In August 1969 he played his last game for the club in a defeat by Ayr United and shortly after joined Carlisle United. During his time at Easter Road he had played with a number of top players including Colin Stein, Pat Stanton, Willie Hamilton and Peter Cormack.
United were then in the old Secondnd Division managed by Bob Stokoe. In season 1970-1, Davis played in all 42 League matches, again underlining his consistency while helping United to a creditable fourth place.
After playing more than 80 games, he retired in 1972 to take up a hotel manager’s post at Fenwick, Ayrshire, in a company run by footballers Joe McBride and Billy McNeil.
Davis was brought up in Pollokshaws and attended Sir John Maxwell primary then Shawlands Academy.
He served his time as marine engineer at John Rowan’s Govan yard and began playing for Shettleston Juniors.
Through that connection he met his wife Rose with whom he enjoyed almost 53 years of happy marriage. Reluctantly, she agreed one Saturday to help there at the “pie stall”, where Joe appeared as a customer as he was not playing that day and so began their relationship.
They lived in Fenwick from the early 1970s onwards during which time he also worked as a company representative. He was very involved in the local community where he was extremely popular, well known and highly thought of. A former captain of the nearby historic golf club Loudoun Gowf, he was also president of Fenwick Farmers’ Society and Fenwick Bowling Club, a sport he grew to love.

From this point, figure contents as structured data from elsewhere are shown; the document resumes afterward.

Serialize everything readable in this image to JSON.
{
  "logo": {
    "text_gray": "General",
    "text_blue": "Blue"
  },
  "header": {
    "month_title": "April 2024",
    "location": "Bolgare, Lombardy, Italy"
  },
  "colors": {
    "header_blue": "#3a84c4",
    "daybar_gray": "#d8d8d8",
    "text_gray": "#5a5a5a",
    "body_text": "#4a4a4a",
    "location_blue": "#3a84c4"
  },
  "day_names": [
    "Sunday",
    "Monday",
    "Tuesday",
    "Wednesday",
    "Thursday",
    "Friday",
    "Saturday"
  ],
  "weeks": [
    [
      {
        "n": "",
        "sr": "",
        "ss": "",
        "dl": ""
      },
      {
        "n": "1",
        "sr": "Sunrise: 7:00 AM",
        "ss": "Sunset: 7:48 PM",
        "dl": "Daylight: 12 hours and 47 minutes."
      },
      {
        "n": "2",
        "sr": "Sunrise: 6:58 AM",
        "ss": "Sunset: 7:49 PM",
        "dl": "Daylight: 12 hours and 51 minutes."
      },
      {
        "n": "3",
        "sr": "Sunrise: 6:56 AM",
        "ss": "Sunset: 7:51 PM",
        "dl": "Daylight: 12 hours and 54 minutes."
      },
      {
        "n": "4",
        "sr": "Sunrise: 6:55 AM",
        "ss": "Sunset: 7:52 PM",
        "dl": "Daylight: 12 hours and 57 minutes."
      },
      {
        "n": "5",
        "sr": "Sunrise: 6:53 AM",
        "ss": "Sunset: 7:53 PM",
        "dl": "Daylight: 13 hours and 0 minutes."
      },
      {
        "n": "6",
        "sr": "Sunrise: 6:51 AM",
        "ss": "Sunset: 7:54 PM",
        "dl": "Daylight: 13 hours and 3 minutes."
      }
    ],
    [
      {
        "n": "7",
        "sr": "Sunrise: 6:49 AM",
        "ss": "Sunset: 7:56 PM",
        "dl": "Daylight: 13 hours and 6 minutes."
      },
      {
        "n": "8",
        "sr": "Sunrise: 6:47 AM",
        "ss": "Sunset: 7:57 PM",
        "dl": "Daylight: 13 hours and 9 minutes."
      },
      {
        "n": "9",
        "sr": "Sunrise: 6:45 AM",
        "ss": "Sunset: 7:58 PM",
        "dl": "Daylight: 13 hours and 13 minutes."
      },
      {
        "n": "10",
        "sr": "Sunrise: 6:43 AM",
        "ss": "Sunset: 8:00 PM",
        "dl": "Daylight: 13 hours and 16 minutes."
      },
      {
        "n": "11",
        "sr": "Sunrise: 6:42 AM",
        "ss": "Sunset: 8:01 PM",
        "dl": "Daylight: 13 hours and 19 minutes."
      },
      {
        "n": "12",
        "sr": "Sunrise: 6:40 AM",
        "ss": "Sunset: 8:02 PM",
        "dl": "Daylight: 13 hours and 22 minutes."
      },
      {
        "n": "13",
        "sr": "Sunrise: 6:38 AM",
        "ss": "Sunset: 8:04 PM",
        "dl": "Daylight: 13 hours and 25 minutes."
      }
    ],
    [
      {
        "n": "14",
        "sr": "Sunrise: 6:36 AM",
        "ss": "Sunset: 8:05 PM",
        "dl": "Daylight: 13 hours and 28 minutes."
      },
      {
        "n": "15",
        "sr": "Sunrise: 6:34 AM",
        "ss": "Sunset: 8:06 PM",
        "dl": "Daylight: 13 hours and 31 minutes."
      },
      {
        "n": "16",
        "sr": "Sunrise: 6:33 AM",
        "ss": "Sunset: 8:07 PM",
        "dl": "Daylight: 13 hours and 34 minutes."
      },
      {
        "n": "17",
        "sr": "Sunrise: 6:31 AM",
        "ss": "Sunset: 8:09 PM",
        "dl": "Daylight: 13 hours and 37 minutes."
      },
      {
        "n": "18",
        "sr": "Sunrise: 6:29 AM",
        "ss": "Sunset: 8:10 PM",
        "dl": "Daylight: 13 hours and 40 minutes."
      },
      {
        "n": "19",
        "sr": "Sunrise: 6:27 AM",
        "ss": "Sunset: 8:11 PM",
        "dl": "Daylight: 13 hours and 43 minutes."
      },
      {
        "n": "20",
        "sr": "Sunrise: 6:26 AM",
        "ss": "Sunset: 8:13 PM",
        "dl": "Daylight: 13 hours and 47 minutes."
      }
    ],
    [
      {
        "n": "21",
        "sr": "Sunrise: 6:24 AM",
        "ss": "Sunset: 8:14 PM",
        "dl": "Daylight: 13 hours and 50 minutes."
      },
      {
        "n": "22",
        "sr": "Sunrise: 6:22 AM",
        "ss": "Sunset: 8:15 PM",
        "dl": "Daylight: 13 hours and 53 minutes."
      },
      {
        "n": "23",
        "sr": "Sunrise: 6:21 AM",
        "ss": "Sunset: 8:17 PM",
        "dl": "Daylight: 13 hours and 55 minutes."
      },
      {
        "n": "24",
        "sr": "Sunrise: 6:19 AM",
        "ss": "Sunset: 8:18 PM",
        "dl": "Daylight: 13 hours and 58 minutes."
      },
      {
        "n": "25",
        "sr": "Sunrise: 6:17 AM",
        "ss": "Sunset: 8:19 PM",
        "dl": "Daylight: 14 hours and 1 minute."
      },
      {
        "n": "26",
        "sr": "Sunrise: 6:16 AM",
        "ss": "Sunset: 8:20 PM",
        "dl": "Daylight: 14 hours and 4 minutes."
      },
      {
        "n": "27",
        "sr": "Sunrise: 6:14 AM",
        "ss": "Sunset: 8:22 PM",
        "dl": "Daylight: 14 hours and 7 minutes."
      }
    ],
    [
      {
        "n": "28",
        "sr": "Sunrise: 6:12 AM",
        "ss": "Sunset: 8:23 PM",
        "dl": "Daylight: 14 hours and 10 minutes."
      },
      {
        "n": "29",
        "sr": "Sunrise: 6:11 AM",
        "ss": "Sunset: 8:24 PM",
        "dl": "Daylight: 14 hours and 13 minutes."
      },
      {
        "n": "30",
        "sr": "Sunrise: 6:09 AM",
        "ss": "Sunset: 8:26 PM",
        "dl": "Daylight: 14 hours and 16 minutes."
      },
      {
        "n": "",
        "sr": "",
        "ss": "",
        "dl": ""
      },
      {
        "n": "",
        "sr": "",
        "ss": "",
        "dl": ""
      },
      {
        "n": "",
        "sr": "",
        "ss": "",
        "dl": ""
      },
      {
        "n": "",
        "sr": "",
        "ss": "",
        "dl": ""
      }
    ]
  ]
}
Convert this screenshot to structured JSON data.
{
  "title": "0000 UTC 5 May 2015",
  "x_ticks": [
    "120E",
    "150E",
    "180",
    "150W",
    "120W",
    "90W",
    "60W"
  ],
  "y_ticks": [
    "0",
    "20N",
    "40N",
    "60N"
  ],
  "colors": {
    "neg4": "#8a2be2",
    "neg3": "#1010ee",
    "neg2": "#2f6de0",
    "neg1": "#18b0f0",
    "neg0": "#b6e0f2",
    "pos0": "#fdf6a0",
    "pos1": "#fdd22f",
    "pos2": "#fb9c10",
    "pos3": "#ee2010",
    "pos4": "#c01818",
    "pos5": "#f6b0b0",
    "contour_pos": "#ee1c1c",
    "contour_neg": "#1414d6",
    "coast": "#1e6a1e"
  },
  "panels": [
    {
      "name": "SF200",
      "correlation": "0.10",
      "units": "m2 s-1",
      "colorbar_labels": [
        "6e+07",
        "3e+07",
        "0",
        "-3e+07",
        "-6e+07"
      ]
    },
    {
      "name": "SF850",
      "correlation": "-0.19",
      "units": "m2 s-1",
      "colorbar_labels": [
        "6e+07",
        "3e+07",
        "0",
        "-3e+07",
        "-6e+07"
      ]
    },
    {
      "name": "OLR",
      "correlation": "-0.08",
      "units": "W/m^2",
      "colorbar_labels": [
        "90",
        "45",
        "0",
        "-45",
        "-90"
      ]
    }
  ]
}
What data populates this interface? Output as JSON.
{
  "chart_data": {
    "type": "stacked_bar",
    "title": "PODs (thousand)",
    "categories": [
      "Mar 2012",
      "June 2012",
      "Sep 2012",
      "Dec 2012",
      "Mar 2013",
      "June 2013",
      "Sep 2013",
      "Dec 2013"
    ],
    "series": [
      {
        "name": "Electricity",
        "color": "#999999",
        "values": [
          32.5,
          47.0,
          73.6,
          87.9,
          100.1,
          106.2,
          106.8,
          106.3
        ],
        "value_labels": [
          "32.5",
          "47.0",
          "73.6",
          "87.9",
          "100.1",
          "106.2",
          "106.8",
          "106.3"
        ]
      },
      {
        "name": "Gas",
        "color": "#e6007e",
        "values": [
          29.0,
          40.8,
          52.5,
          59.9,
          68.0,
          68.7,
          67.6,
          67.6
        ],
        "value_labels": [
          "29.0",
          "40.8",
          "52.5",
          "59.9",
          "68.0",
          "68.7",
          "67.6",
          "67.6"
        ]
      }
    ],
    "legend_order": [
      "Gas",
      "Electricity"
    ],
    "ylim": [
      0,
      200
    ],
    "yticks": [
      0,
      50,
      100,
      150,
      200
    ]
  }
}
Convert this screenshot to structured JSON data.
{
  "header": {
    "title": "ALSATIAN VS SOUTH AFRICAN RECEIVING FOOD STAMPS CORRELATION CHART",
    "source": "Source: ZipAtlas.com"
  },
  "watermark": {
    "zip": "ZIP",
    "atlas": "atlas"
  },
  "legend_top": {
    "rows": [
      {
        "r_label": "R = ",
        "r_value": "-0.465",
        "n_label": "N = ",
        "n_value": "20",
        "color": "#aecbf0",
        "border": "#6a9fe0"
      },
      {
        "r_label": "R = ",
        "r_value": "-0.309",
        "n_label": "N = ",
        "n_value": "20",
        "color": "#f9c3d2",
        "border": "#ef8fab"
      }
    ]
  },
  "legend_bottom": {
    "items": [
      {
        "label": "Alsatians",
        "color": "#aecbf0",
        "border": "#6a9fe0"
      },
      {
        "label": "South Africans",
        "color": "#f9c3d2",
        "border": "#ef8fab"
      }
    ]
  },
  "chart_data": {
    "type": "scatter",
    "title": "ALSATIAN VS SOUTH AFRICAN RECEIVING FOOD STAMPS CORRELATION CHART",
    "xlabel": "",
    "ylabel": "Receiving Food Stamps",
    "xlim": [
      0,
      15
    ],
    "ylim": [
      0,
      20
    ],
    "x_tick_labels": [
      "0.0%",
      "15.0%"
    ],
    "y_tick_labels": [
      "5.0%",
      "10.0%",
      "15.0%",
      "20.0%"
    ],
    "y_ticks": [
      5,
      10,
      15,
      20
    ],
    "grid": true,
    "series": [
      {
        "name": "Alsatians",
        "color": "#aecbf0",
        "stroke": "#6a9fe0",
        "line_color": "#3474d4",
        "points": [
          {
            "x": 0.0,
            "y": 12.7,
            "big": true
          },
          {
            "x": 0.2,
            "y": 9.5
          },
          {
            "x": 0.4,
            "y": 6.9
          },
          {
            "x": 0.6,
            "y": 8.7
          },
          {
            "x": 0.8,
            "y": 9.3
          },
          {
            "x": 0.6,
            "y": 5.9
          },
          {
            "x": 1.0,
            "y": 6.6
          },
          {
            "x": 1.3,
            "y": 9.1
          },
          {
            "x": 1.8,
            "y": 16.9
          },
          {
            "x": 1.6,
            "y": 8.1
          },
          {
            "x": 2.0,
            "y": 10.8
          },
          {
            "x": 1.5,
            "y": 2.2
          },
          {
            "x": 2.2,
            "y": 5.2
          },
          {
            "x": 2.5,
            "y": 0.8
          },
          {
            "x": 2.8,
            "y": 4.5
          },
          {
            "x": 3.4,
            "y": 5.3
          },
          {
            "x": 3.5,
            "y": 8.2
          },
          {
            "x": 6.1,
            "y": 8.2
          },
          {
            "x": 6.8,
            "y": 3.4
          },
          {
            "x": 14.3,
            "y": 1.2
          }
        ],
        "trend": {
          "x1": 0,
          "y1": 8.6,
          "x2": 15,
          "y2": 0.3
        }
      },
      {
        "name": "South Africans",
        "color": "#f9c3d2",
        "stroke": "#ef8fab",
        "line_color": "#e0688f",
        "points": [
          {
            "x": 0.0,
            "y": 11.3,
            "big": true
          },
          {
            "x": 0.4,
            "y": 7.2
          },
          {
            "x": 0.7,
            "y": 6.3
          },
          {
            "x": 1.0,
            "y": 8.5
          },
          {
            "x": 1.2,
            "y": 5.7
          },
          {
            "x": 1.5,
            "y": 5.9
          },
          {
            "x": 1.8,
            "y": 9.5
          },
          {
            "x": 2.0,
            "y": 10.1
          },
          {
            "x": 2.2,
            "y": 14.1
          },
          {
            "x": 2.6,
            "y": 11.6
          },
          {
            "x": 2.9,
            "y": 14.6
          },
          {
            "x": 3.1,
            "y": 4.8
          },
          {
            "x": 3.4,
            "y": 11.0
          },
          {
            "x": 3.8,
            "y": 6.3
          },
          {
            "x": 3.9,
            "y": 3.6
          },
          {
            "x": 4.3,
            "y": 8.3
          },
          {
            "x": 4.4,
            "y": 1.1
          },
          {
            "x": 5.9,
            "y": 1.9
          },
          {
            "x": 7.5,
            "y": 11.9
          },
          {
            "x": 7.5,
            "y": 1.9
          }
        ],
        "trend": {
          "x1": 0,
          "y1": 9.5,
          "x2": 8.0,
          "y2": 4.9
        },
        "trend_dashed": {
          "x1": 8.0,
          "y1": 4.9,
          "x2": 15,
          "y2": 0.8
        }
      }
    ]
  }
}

Willie Henderson, Rangers and Scotland winger of the 60s who played often against Joe, described him as “one of the best left backs around, an excellent player and a tremendously nice guy. ” That opinion was clearly shared by the exceptional attendance at his funeral.
He is survived by his wife, son Gary, daughter Kirsty, daughter Pam having predeceased him, and by four grandchildren and a great granddaughter.